This code mainly shows how we annotate a dialogue from AMI and SAMSum using DialoGPT.
conda create -n tfs python=3.7
pip install -r requirements.txt
Firstly, run the following command, you will get a dir loss/samsum/bpe or loss/ami/bpe that stores three files: train_loss.json, valid_loss.json and test_loss.json.
- For SAMSum:
python get_loss.py -d samsum
- For AMI:
python get_loss.py -d ami
Secondly, we recover word-level loss, you will get a dir loss/samsum/word or loss/ami/word
Note that DialoGPT uses BPE to tokenize texts, thus, losses are calculated at the sub-word level.
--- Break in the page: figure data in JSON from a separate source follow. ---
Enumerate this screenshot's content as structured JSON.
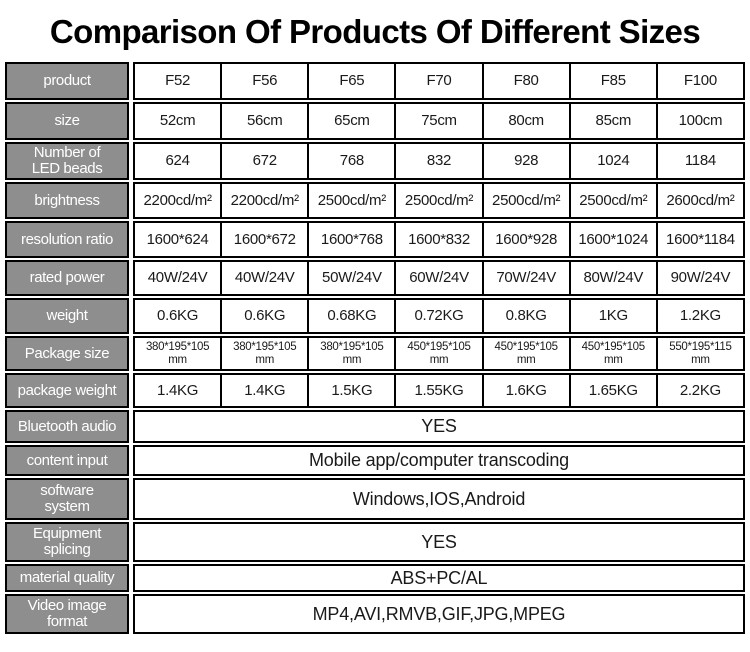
{
  "title": "Comparison Of Products Of Different Sizes",
  "colors": {
    "header_bg": "#8e8e8e",
    "header_text": "#ffffff",
    "border": "#000000",
    "cell_text": "#1a1a1a"
  },
  "table": {
    "products": [
      "F52",
      "F56",
      "F65",
      "F70",
      "F80",
      "F85",
      "F100"
    ],
    "rows": [
      {
        "label": "product",
        "values": [
          "F52",
          "F56",
          "F65",
          "F70",
          "F80",
          "F85",
          "F100"
        ]
      },
      {
        "label": "size",
        "values": [
          "52cm",
          "56cm",
          "65cm",
          "75cm",
          "80cm",
          "85cm",
          "100cm"
        ]
      },
      {
        "label": [
          "Number of",
          "LED beads"
        ],
        "values": [
          "624",
          "672",
          "768",
          "832",
          "928",
          "1024",
          "1184"
        ]
      },
      {
        "label": "brightness",
        "values": [
          "2200cd/m²",
          "2200cd/m²",
          "2500cd/m²",
          "2500cd/m²",
          "2500cd/m²",
          "2500cd/m²",
          "2600cd/m²"
        ]
      },
      {
        "label": "resolution ratio",
        "values": [
          "1600*624",
          "1600*672",
          "1600*768",
          "1600*832",
          "1600*928",
          "1600*1024",
          "1600*1184"
        ]
      },
      {
        "label": "rated power",
        "values": [
          "40W/24V",
          "40W/24V",
          "50W/24V",
          "60W/24V",
          "70W/24V",
          "80W/24V",
          "90W/24V"
        ]
      },
      {
        "label": "weight",
        "values": [
          "0.6KG",
          "0.6KG",
          "0.68KG",
          "0.72KG",
          "0.8KG",
          "1KG",
          "1.2KG"
        ]
      },
      {
        "label": "Package size",
        "small": true,
        "values": [
          [
            "380*195*105",
            "mm"
          ],
          [
            "380*195*105",
            "mm"
          ],
          [
            "380*195*105",
            "mm"
          ],
          [
            "450*195*105",
            "mm"
          ],
          [
            "450*195*105",
            "mm"
          ],
          [
            "450*195*105",
            "mm"
          ],
          [
            "550*195*115",
            "mm"
          ]
        ]
      },
      {
        "label": "package weight",
        "values": [
          "1.4KG",
          "1.4KG",
          "1.5KG",
          "1.55KG",
          "1.6KG",
          "1.65KG",
          "2.2KG"
        ]
      },
      {
        "label": "Bluetooth audio",
        "merged": "YES"
      },
      {
        "label": "content input",
        "merged": "Mobile app/computer transcoding"
      },
      {
        "label": [
          "software",
          "system"
        ],
        "merged": "Windows,IOS,Android"
      },
      {
        "label": [
          "Equipment",
          "splicing"
        ],
        "merged": "YES"
      },
      {
        "label": "material quality",
        "merged": "ABS+PC/AL"
      },
      {
        "label": [
          "Video image",
          "format"
        ],
        "merged": "MP4,AVI,RMVB,GIF,JPG,MPEG"
      }
    ]
  }
}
We recover the word-level predicted loss by averaging the losses of multiple sub-words.
- For SAMSum:
python recover_word_loss.py -d samsum
- For AMI:
python recover_word_loss.py -d ami
Run following commands, you will get a dir rep/samsum or rep/ami that stores three files: train_rep.json, valid_rep.json and test_rep.json.
- For SAMSum:
python get_representation_samsum.py
- For AMI:
python get_representation_ami.py
Run following commands, you will get a dir rep/samsum/sim or rep/samsum/sim that stores three files: train_sim.json, valid_sim.json and test_sim.json.
- For SAMSum:
python cosine_sim.py -d samsum
- For AMI:
python cosine_sim.py -d ami
Run following commands, you will get a dir data/samsum/final or data/ami/final that stores final output files.
- For SAMSum:
python annotate.py -d samsum
- For AMI:
python annotate.py -d ami